Subhalaxmi Nambi: Hey, guys. Thank you for taking my question. Given the granular details you provided, what are you assuming whole-genome versus whole-exome mix is going to be this year in the current guide? It used to be 70/30, right?
Kevin Feeley: In the prepared remarks, we said genome is 40% of the outpatient volume. When you load in the NICU, genome is about 45% of all exome/genome volume in the first quarter. We do not anticipate giving that split in terms of how the guide falls out, but I would point you to the volume and inferred ARR in that guidance. What underpins that is different assumptions channel by channel.

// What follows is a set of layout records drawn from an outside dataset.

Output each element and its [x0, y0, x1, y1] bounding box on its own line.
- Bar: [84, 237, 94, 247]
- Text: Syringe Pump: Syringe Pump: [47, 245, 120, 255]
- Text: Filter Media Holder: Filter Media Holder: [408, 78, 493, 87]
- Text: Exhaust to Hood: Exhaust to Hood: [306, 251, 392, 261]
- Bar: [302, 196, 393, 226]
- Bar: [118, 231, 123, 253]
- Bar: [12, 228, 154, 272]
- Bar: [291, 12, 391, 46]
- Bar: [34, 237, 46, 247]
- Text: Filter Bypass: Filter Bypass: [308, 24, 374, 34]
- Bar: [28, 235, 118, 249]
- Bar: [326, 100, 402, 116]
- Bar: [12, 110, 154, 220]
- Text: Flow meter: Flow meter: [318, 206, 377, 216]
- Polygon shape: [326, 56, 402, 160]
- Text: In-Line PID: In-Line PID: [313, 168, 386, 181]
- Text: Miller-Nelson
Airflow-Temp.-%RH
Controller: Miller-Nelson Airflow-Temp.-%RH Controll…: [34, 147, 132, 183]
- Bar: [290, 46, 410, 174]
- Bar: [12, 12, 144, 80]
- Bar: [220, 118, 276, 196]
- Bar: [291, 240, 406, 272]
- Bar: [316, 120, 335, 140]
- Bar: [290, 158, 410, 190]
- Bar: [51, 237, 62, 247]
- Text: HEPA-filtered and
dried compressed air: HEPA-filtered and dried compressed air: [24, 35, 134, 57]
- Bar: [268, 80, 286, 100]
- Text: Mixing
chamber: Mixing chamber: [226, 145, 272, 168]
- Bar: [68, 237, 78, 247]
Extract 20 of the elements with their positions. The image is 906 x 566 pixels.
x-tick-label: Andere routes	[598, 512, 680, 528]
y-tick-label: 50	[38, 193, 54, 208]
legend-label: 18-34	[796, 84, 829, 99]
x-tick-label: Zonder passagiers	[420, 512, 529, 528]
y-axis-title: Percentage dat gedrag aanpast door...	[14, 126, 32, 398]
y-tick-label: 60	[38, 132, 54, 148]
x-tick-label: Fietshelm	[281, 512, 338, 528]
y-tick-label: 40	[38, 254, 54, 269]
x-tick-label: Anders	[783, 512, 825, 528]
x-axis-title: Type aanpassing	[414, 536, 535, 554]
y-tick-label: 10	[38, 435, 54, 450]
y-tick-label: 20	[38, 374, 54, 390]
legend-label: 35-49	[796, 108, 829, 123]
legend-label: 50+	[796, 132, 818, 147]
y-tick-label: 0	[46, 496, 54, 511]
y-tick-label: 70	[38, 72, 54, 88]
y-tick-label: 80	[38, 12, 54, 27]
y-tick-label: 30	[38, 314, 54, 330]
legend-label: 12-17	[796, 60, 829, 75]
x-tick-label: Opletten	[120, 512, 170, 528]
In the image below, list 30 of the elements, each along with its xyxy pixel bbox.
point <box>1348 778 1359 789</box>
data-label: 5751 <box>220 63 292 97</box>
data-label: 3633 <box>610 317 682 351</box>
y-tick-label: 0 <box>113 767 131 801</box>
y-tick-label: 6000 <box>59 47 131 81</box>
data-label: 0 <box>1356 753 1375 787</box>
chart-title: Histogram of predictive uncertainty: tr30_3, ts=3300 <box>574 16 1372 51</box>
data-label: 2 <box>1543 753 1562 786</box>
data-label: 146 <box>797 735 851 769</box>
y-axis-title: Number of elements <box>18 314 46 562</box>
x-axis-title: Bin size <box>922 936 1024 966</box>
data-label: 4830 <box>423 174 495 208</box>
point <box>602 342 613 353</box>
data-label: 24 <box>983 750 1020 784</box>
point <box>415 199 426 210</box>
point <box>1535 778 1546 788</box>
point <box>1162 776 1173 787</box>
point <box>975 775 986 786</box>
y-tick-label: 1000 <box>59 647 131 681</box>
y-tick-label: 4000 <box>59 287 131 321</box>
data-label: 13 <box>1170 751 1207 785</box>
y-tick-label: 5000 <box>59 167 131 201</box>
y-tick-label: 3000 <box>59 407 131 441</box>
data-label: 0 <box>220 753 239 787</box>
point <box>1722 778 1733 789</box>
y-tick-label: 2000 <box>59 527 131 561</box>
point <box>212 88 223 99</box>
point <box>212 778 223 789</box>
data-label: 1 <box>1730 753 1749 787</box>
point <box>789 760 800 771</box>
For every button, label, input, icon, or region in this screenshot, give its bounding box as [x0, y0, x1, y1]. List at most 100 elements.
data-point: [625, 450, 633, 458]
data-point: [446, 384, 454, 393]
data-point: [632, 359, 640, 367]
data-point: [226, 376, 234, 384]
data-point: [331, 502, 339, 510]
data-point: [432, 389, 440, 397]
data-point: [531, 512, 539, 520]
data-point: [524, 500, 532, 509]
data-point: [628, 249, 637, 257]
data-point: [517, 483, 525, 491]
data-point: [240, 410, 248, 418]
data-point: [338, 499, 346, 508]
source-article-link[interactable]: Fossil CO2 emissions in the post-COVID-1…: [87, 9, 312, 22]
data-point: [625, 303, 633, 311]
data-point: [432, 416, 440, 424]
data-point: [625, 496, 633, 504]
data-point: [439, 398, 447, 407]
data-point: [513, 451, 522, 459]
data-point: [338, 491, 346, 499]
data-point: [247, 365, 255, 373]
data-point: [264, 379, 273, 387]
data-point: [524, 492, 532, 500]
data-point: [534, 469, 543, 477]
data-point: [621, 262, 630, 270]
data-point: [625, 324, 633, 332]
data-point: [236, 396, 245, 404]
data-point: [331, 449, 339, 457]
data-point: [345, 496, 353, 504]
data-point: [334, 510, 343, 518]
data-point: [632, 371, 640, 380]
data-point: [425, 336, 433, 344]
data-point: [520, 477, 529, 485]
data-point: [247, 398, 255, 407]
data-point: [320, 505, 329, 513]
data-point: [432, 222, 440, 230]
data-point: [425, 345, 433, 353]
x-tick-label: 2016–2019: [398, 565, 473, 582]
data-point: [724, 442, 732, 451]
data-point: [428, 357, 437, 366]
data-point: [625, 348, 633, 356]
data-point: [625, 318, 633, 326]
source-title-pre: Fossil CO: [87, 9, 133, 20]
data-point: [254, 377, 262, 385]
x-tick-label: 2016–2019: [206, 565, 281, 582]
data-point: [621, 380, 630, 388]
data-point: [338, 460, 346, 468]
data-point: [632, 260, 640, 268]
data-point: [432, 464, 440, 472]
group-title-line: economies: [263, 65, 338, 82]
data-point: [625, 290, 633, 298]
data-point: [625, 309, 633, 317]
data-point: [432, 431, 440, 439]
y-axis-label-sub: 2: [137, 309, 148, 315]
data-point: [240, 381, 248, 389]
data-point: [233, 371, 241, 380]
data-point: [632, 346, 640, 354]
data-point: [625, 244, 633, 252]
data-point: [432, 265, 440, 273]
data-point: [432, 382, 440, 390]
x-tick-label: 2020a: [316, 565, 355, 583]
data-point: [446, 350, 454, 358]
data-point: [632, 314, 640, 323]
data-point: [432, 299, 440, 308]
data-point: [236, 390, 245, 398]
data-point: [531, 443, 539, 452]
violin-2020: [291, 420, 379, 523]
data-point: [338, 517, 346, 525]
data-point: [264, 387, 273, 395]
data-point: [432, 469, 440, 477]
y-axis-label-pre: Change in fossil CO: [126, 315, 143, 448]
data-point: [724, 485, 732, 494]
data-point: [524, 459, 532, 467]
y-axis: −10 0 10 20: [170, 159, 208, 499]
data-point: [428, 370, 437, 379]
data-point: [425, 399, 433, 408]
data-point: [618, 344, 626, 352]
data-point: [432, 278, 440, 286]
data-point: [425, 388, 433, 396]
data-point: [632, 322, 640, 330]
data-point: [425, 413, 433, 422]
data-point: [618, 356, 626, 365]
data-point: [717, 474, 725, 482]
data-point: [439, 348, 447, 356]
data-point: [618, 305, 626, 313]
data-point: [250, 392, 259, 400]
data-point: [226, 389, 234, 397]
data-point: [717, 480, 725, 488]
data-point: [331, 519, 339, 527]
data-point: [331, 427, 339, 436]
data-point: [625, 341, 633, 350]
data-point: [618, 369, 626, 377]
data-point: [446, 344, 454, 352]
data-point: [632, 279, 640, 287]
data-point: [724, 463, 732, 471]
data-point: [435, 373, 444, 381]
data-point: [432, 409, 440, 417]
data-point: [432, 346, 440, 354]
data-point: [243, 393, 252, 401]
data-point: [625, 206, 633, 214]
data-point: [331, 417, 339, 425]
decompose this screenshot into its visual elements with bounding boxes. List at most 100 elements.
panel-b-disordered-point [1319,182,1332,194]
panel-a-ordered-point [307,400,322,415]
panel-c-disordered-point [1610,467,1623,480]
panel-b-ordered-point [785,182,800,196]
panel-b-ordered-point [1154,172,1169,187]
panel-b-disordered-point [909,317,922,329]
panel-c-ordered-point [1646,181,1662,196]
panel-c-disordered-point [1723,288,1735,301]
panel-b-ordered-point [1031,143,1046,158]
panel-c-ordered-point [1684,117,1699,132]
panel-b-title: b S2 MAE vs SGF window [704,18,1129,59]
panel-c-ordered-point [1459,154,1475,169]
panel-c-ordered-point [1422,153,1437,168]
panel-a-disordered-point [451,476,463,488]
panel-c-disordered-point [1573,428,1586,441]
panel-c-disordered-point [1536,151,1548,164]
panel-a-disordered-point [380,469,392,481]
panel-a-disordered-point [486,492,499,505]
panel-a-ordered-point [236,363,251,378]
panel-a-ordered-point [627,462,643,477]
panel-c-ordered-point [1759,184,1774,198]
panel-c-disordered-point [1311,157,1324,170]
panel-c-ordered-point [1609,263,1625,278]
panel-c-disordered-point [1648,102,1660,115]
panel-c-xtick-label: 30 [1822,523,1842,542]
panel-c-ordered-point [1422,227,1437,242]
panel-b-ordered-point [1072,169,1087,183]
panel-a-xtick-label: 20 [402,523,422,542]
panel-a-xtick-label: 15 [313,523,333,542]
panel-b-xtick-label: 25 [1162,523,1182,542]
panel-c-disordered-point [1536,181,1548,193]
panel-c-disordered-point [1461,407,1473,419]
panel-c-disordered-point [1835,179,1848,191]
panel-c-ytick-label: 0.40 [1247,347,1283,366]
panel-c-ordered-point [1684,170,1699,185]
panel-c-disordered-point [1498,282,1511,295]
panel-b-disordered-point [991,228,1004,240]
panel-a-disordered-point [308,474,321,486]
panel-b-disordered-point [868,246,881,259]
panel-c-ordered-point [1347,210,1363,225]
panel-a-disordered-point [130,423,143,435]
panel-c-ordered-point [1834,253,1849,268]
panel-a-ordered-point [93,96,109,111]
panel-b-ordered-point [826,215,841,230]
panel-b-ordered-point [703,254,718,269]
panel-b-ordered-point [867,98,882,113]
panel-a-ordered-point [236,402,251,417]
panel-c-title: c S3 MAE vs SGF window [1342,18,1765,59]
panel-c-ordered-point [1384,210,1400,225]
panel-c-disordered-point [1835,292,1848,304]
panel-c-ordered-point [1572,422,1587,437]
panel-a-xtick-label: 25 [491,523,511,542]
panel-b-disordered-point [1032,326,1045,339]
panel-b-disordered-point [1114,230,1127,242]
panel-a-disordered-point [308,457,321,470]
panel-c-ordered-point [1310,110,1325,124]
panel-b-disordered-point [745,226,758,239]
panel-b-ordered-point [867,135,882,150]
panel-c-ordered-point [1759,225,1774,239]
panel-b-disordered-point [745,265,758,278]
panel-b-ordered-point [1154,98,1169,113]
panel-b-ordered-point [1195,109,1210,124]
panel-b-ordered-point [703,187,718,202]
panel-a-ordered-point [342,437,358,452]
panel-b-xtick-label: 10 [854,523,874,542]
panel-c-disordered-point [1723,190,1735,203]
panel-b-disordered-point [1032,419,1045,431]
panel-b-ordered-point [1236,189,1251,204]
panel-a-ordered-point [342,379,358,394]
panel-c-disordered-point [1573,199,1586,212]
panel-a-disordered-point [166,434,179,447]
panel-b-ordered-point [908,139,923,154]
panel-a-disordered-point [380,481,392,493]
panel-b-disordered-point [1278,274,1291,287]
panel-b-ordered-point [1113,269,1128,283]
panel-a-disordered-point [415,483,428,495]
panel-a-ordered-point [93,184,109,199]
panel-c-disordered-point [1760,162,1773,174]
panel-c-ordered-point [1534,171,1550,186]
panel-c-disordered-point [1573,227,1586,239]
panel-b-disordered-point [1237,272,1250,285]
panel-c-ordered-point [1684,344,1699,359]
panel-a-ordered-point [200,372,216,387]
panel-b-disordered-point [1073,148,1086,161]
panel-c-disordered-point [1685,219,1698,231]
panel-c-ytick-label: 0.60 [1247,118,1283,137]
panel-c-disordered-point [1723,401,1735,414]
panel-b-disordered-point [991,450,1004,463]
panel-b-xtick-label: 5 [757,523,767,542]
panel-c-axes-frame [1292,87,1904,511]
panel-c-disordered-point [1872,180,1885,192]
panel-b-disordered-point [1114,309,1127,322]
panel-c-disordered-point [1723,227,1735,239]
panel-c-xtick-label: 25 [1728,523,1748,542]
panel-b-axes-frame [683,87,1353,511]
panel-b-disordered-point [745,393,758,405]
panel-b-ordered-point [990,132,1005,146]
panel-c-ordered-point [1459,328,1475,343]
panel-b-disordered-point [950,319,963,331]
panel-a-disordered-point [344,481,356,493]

Subhalaxmi Nambi: Thank you for that, Kevin. Regarding your current market penetration, you include a slide where you have penetration by market. There is a bit of investor confusion about this analysis. For example, if a patient sees a pediatric specialist and a geneticist after being referred, that is still one patient and only one test. Does your analysis count this as one test in each specialty area—both pediatrics and geneticist market—or only once based on the clinician that actually orders the one test?
Katherine A. Stueland: As we zoom out, remember the diagnostic odyssey typically entails a patient seeing several different clinicians over that five-year period. They are starting with the general pediatrician, moving to a specialist, and then getting to a geneticist. As we look at penetration, we are zeroing in on where the patients are landing and getting diagnosed. We are focusing on the diagnosis day as the anchoring factor.
Operator: Next question or comment comes from the line of Brandon Couillard from Wells Fargo. Your line is open.
Brandon Couillard: Thanks. Kevin, a few clarifications. Did you say that the spike in the genome/exome mix was not evident until late in the quarter? And are you assuming that mix is stable in future periods or comes down? Just want to understand directionally what is embedded in the guide.
Kevin Feeley: The bottom line is the signals we had internally were not showing in real time the extent of those shifts and the economic impact. Those did not really become clear until late in the quarter and then more so after we dug in channel by channel through a fairly extensive review. The go-forward expectation is now reset clinician by clinician and channel by channel, informed by experience at the end of the quarter as well as through April. We think we have proper expectations now at that granular level and enough of a trend to make the call by channel.
Brandon Couillard: Okay. Then I believe you said the $25 million of OpEx savings was not in the current run rate, so we should not necessarily expect it to decline sequentially in Q2 or Q3. Is that correct?
Kevin Feeley: Yes, that is correct. I think Q1 is fairly representative on an annualized basis of where we might end up. There will be some puts and takes and some refocusing to ensure we are spending every dollar in areas with a shorter payback and the most impactful ROI. But the $25 million effectively came out of what was planned expenditures for the full year.
Operator: Showing no additional questions in the queue at this time. Ladies and gentlemen, thank you for participating in today’s conference. This concludes the program. You may now disconnect. Everyone, have a wonderful day. Speakers, standby.